Saturday 20 June 2020

Sarah Hawkswood - the Bradcote and Catchpoll mysteries

I bought the first two paperbacks in the series many months ago - from a Charity shop in Ashby de la Zouch.  They have lain by my bedside table ever since. Then, I recently bought the rest on EBay in a collecting frenzy. I think I now have them all right up to date, viz.: (paperback dates only)

2017    Servant of Death          2017    Ordeal by Fire          2018    Marked to Die
2020    Hostage to Fortune      2020    Vale of Tears            2020    Faithful unto Death
2020    River of Sins (due in November)


Hawkwood's first book is set in June 1143, eight years into what we call 'The Anarchy' - the civil war between King Stephen and the Empress Matilda - and 11 years before it ended. The story takes place entirely in the environs of Pershore Abbey (there is a simple but useful plan of its buildings) and details the murder of The Lord Bishop of Winchester's clerk, who brought quite a bit of historical animosity with him. Found in front of the high altar, spread out in the form of a cross, Eudo could have been killed by one of several suspects. The tale introduces Serjeant Catchpoll (we never learn his Christian name) a sniffer of criminals, a man who could track and out-think the most cunning of law breakers by the simple expedient of understanding the way that they thought but being better at it. William de Beauchamp, sheriff of the shire, and Catchpoll's boss, is a supporter of Matilda and there is a suggestion that spying for her comes into the equation. There is a tinge of romance between Sister Edeva, a Benedictine nun from Romsey at Pershore to bargain for a relic (the bone of a finger oif St Eadburga), and the new (acting) under-sheriff Hugh Bradecote, who does not appear until page 51.
There are some interesting characters involved: Elias of St Edmondsbury, a master mason; Miles FitzHugh, a young squire; Waleran de Grismont who was 'courting' Isabelle d'Achelie (and who hopes to get King Stephen's consent to a marriage), a young widow with a depressingly mundane late husband; Margery Weaver, also a widow but now running a successful wool trade between the Welsh Marches and Winchester; and a few others. The story is quite well told; it was increasingly obvious who the murderer had to be, even though red-herrings were strewn.

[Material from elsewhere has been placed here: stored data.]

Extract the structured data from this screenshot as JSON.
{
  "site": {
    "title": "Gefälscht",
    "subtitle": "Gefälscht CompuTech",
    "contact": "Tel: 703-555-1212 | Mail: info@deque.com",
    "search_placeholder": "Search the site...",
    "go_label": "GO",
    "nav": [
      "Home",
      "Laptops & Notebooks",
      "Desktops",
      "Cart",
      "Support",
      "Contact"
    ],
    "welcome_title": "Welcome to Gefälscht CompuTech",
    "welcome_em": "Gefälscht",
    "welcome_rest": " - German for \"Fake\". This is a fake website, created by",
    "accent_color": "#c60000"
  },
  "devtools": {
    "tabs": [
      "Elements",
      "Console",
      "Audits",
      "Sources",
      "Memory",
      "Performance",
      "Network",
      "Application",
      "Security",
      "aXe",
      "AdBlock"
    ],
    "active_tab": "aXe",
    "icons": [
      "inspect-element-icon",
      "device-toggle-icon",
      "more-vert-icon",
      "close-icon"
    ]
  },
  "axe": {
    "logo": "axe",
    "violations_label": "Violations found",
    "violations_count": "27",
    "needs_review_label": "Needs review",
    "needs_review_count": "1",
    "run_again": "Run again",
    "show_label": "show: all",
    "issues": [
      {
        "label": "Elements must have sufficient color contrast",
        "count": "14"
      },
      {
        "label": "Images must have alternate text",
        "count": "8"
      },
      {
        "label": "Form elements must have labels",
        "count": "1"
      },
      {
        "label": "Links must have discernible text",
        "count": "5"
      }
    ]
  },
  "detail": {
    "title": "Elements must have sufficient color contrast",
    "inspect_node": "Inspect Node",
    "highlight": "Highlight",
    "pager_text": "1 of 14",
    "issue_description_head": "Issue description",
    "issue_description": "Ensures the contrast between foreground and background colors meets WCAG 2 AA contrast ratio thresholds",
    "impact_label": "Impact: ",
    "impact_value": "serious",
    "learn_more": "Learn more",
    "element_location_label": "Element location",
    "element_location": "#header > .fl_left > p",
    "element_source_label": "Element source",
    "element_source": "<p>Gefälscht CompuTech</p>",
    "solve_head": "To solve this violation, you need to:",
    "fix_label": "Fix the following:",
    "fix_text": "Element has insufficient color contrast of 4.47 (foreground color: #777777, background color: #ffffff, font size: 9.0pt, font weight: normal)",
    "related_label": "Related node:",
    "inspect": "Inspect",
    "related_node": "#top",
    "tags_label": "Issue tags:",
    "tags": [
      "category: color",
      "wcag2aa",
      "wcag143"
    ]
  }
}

Ordeal by Fire, the second story, is set in Catchpoll's home town/city of Worcester. It concerns a series of fires, started deliberately by a tall, hooded male with long feet. I guessed very early on who the arsonist was, but the linkage between the targets was only gradually released. I preferred the first story to this one, as I found it hard to empathise with the characters. Bradecote had just lost his wife in childbirth and a young girl is burnt in one arson attack, but no deep emotion is stirred. I will read the others in the series and comment on them, but will have a break. Allison and Busby should be congratulated on publishing a clutch of writers of historical who-dunnits:  I have the entire sixteen volumes of Edward Marston's Nicholas Bracewell series and his five books in the Daniel Rawson tales. All are easy-to-read books and probably easy-to-write!